Les petits États insulaires perdent patience face aux grandes nations polluantes alors qu’ils subissent les effets dévastateurs du changement climatique. Sans mouvement significatif lors des prochaines négociations sur le climat de la COP27 en Égypte, un vote pivot lors de la prochaine assemblée générale de l’ONU, apporté par les minuscules îles du Pacifique de Vanuatu, pourrait ouvrir les vannes aux litiges internationaux sur le climat.

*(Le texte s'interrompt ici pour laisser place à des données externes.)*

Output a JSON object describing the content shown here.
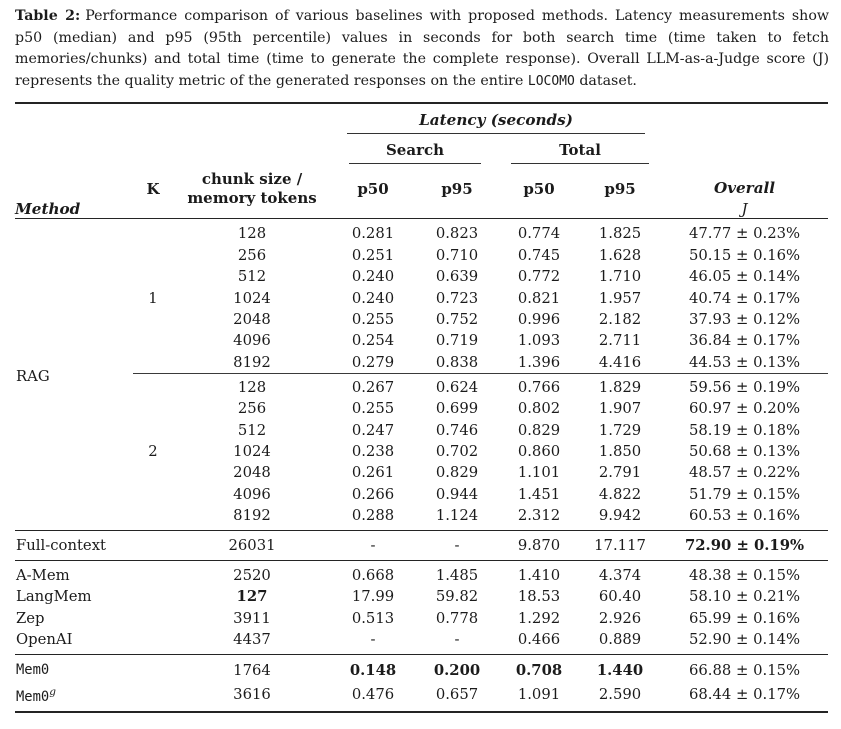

UN groupe central de 16 États dirigé par Vanuatu, déposera un projet de résolution à l’assemblée générale en décembre demandant que la Cour internationale de justice (CIJ) donne un « avis consultatif » de clarifier les droits et obligations des États en vertu du droit international en ce qui concerne les effets néfastes du changement climatique.

Vanuatu n’a besoin que d’une majorité simple de membres présents et votants (50% plus un), et le soutien est en croissance. En cas de succès, le relais passe à la CIJ pour apporter une clarté juridique à cette question complexe.

L’avis consultatif serait non contraignant. Néanmoins, une telle opinion bénéficie d’un pouvoir moral et d’une autorité juridique énormes. Bien que le vote ait lieu après la COP27, l’initiative de Vanuatu pourrait avoir une influence sur les négociations en Égypte.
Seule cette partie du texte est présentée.